Et il sentait que Louise aussi avait d’autres préoccupations. Elle lui avait un peu parlé de l’instabilité de sa vie, une enfance dans une des communautés françaises du Congo, par la suite quelques humiliations pendant la révolte contre le gouvernement central après l’indépendance, quand elle avait été faite prisonnière avec quelques autres journalistes par la gendarmerie mutinée dans la province rebelle du Katanga. Pour Louise, comme pour lui-même, Port Matarre avec sa lumière vaine était une zone neutre, une région de calme plat sur l’équateur africain vers laquelle ils avaient été tous deux attirés. Cependant, rien de ce qu’ils pourraient faire ici, ensemble, ou avec d’autres, n’aurait nécessairement une valeur durable.

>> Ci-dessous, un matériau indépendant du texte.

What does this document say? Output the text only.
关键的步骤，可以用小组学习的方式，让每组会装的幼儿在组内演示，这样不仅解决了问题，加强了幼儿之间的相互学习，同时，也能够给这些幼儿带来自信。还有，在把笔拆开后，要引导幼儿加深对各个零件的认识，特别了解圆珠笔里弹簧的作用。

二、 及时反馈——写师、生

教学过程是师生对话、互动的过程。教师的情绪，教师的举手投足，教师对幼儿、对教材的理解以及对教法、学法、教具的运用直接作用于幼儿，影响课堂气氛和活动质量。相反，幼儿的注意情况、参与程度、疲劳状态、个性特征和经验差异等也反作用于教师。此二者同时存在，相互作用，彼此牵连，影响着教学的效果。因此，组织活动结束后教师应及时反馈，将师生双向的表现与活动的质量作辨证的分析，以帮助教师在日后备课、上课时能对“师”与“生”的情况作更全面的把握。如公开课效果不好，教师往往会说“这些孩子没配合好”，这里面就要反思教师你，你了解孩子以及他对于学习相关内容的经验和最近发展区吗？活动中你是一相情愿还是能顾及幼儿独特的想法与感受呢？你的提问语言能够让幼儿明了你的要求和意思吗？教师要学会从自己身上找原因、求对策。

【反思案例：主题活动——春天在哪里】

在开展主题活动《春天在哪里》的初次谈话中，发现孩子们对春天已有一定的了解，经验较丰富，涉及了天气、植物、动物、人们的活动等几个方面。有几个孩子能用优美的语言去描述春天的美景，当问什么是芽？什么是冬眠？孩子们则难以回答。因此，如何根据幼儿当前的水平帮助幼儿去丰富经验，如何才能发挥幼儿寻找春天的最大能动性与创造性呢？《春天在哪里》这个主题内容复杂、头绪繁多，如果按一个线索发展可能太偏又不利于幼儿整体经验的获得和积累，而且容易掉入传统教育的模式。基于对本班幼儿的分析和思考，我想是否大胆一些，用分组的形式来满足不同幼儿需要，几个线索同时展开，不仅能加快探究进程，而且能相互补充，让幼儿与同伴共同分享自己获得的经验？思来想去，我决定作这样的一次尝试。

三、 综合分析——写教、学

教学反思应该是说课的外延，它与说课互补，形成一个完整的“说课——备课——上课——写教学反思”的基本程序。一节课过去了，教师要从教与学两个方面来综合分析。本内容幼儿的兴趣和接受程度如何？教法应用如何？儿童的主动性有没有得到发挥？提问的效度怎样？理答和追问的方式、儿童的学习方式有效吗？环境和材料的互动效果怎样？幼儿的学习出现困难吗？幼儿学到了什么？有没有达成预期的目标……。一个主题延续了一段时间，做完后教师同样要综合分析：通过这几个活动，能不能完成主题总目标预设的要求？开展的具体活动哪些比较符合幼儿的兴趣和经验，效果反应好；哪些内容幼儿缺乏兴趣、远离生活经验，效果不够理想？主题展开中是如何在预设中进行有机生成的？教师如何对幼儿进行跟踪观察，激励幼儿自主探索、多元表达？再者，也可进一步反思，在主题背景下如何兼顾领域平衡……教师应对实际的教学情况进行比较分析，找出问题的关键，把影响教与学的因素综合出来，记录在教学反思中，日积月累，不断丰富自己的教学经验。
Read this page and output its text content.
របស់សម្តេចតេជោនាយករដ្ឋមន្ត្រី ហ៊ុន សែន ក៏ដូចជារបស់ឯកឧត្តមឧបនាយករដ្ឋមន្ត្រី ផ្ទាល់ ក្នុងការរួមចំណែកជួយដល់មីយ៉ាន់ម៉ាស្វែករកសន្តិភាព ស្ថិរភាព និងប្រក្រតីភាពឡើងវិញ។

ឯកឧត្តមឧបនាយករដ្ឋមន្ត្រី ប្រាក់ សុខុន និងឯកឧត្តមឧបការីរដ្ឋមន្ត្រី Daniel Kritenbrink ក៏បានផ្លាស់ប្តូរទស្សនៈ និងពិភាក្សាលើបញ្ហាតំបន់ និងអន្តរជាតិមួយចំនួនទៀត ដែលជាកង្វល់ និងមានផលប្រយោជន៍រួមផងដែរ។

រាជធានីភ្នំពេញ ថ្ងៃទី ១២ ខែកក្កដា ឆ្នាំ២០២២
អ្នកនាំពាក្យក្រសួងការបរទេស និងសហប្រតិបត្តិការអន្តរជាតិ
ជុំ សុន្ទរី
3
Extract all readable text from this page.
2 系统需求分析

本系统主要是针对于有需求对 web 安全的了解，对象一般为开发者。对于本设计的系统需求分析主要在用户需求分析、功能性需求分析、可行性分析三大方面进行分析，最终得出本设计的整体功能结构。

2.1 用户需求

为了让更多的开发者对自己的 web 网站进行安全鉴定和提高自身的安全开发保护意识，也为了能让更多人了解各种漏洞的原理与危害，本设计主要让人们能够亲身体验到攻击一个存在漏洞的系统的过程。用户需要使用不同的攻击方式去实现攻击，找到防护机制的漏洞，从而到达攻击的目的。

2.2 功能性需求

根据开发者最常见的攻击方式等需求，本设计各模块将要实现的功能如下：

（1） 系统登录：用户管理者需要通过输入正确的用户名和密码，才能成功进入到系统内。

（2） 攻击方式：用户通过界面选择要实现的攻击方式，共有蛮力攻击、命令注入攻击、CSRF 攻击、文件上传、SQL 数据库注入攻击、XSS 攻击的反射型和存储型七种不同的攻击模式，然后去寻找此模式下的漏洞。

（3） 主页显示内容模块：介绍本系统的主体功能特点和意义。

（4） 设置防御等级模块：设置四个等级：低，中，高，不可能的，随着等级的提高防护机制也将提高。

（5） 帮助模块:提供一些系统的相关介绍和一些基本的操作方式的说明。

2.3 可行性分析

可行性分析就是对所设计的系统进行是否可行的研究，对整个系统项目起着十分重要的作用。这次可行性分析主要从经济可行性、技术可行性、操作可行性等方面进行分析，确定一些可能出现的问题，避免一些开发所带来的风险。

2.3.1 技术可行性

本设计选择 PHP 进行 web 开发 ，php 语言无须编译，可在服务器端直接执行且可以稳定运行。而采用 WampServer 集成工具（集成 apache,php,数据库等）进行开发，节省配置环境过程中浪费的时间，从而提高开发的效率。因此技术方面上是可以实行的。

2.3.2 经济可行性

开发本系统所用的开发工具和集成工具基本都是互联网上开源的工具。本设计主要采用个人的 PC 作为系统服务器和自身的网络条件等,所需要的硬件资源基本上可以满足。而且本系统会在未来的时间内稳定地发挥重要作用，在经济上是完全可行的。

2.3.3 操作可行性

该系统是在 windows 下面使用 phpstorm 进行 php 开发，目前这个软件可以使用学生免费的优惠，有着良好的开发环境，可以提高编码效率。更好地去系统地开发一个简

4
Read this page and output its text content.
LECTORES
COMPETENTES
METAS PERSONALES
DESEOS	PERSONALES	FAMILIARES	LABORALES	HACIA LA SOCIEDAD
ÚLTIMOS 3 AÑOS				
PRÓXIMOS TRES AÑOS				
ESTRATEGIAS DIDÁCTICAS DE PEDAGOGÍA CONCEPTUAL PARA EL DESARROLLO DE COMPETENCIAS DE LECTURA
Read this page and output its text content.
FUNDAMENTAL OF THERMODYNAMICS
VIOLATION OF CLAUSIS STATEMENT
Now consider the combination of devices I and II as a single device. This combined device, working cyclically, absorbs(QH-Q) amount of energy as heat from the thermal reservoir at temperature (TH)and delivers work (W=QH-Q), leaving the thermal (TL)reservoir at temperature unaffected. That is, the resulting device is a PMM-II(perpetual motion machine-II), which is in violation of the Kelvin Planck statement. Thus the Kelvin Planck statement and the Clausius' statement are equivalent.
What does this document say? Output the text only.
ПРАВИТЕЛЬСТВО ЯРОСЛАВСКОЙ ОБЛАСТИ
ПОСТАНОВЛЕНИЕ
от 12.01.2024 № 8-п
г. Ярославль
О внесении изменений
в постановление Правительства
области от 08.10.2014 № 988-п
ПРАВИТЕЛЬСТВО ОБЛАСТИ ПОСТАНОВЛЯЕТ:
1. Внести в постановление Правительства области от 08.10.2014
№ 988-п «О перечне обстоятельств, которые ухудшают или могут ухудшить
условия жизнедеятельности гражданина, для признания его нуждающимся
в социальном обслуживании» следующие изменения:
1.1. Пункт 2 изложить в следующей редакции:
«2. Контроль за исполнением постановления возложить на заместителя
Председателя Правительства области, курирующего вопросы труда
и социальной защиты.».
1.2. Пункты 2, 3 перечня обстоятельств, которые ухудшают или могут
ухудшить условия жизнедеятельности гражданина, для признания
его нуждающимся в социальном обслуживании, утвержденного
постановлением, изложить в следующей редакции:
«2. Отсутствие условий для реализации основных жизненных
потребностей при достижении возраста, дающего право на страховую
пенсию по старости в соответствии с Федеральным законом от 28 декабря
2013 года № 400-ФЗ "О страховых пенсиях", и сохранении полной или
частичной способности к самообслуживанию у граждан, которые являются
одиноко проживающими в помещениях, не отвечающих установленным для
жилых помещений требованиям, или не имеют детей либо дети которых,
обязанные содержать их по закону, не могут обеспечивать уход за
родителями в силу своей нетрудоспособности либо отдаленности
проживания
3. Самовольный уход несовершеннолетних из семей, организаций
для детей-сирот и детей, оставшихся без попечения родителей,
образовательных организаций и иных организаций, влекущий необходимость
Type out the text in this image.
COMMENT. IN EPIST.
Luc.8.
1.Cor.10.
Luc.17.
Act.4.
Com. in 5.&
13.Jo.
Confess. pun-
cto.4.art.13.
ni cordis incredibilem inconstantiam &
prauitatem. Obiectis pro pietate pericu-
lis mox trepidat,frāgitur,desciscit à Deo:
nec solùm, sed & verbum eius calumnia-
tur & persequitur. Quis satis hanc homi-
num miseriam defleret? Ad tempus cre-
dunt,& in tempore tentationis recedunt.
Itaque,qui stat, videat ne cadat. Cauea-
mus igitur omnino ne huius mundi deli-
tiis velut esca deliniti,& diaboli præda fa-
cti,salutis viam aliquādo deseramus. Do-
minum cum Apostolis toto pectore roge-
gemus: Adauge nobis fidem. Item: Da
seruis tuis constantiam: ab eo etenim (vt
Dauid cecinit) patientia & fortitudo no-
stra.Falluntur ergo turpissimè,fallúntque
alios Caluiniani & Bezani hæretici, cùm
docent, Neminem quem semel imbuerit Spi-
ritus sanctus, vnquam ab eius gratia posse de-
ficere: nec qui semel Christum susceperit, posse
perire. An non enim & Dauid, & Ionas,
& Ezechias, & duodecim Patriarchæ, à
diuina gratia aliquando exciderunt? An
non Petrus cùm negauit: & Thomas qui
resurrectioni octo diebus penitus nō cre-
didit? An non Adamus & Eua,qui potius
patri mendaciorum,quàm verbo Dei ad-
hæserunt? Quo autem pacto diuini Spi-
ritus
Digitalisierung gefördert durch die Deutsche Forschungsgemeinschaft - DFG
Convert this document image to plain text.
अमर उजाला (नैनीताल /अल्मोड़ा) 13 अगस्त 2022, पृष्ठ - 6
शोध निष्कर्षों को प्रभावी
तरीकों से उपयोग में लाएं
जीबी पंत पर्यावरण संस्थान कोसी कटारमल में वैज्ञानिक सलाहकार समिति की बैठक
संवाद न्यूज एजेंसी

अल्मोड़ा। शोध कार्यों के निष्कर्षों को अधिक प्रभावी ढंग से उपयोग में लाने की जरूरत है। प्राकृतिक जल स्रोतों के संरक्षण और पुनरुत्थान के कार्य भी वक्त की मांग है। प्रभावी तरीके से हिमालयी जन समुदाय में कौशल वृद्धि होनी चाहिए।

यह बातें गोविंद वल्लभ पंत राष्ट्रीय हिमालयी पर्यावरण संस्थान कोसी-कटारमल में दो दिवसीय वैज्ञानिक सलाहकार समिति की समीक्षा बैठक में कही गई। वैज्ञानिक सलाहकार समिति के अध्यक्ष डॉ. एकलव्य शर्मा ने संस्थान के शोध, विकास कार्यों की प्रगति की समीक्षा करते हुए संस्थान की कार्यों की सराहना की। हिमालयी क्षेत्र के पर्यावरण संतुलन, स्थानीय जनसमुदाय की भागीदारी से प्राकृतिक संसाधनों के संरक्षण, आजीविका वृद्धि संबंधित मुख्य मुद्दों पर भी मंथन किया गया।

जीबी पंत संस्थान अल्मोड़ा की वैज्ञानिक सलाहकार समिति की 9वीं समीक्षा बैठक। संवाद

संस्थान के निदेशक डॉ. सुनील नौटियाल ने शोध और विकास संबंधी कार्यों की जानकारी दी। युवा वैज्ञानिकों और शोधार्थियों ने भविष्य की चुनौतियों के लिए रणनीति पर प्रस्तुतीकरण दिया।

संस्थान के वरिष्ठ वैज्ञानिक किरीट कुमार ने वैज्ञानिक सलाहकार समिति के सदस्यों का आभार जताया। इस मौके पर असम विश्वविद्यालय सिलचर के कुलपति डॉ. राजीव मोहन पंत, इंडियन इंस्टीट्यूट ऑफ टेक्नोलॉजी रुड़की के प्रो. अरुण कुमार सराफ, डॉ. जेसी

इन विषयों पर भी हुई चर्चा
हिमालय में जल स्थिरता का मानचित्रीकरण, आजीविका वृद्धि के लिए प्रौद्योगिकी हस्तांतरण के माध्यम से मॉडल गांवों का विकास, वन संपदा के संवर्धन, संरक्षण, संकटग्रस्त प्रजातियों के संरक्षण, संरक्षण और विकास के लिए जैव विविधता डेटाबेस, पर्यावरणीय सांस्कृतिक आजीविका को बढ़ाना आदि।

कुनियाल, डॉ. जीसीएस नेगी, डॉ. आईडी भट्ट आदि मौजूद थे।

Au bout de la rue, en face des lumières de la préfecture de police à moitié vide, Sanders tourna à droite le long du fleuve et se dirigea vers le marché indigène. Le bateau était parti pour Libreville et les principaux quais étaient déserts, on ne voyait que les coques grises de quatre péniches de débarquement liées deux à deux. Au-dessous du marché se trouvait le port indigène, un labyrinthe de petites jetées et de passerelles. Cet étrange bidonville qui avait poussé sur l’eau était fait de quelque deux cents bateaux et radeaux et était occupé la nuit par les marchands des échoppes du marché. Quelques feux brûlaient dans des poêles à pétrole près des gouvernails, éclairant les couchettes sous les toits de rotin. Un ou deux hommes étaient assis sur les passerelles au-dessus des bateaux et jouaient aux dés, à l’extrémité de la première jetée, mais à part cela le cantonnement flottant était silencieux, et la nuit éclipsait son chargement de joyaux.